Die Frage, was die Gesellschaft gegen Antisemitismus tun kann, stellt sich in diesen Tagen immer häufiger und drängender. Eine Antwort lautet: Begegnungen und Dialog verstärken, jüdisches Leben und jüdische Kultur in die Öffentlichkeit tragen, den kulturellen, wissenschaftlichen und wirtschaftlichen Beitrag der Juden in ihrer deutschen Heimat verdeutlichen.
In Thüringen spüren wir, dass sich Staat und Gesellschaft um das jüdische Erbe sorgen und die Landesgemeinde unterstützen. Es gibt etwa die Jüdisch-Israelischen Kulturtage, die Achava-Festspiele und den Yiddish Summer. Zugleich aber ringen wir mit Rechtsrock-Konzerten in Themar und mit der Thüringer AfD und ihrem hessischen Vorsitzenden Björn Höcke. Und wir müssen erleben, dass Antisemitismus auch da auftaucht, wo viele ihn nicht vermutet hätten – in der Hochkultur.

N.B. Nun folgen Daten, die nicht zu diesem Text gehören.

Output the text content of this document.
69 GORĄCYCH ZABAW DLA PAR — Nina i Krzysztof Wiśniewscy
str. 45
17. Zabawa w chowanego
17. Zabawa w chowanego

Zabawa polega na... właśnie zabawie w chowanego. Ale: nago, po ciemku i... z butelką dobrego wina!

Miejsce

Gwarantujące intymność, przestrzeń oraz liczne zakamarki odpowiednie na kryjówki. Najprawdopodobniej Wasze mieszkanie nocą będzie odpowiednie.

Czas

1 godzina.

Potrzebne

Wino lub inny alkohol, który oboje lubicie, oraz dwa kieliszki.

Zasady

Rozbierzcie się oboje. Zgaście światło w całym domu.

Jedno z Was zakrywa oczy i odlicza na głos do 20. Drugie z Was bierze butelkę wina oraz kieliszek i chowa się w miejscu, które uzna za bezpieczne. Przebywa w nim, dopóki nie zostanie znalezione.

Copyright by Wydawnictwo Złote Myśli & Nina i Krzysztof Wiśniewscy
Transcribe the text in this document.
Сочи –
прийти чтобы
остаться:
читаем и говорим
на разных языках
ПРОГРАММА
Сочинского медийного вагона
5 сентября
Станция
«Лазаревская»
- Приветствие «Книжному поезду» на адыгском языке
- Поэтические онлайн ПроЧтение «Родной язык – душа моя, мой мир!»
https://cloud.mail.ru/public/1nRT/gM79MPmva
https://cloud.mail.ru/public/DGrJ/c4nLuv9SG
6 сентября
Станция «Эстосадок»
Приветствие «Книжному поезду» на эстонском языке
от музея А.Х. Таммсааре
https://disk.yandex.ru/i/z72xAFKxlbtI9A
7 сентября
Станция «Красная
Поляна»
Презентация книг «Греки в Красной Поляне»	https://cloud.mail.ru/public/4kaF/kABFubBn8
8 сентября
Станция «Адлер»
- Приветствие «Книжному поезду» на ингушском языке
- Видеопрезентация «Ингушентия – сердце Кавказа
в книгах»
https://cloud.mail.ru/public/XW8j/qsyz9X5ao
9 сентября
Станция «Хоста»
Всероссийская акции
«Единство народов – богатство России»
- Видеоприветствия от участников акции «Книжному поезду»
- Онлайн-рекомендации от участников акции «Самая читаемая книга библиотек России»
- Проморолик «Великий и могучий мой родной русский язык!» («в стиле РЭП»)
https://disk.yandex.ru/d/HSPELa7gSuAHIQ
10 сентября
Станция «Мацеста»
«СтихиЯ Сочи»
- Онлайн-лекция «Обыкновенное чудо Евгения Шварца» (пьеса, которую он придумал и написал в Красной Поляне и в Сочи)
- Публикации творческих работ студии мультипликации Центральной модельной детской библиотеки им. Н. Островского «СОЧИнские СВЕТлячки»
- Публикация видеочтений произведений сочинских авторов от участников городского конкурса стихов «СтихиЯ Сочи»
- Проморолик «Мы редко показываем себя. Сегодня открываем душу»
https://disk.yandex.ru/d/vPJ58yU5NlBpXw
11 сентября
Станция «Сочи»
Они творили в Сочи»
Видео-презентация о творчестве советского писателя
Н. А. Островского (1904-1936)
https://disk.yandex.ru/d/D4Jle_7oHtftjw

mantra In der »Thüringer Allgemeinen« und der »Thüringer Landeszeitung« hat die Musikkritikerin Ursula Mielke am 23. Juli unter dem Titel »Mantra für den Frieden« den Leiter des Yiddish Summer, Alan Bern, und das Wesen des Kadya-Jugendchorprojekts unter Leitung von Yair Dalal angegriffen. Zur Kultur des Yiddish Summer gab sie zu verstehen: »Künstlich muss man nichts, aber auch gar nichts am Leben erhalten.«
Mielke begreift in ihrer geschmacklosen Philippika die Ursache für die Thüringer Festivals zu jüdischer Kultur nicht als Wesenszug unserer Demokratie, sondern sie sieht sie im Fehlen eines Schlussstrichs unter die Gräuel des Holocaust – »weil alle Welt glaubt, dass wir Deutschen immer noch humanitäre Schulden aus dem Zweiten Weltkrieg zu begleichen hätten«.
erinnerungskultur Ausgerechnet in die feuilletonistische Betrachtung eines jüdischen Musikfestivals werden AfD-Thesen zur 180-Grad-Wende in der Erinnerungskultur platziert.
Beide Zeitungen haben sich mittlerweile entschuldigt, sie hätten die Äußerungen übersehen, weil sie sie nicht in einer Konzertkritik vermutet hatten. Zudem wird Frau Mielke künftig für die Blätter des Verlags nicht mehr schreiben. Dass die Entschuldigungen der Chefredaktionen ehrlich sind, glaube ich.
Doch ist Kritik berechtigt und hilfreich. Denn der Fall zeigt: Antisemitismus taucht überall auf.
Der Autor ist Vorsitzender der Jüdischen Landesgemeinde Thüringen in Erfurt.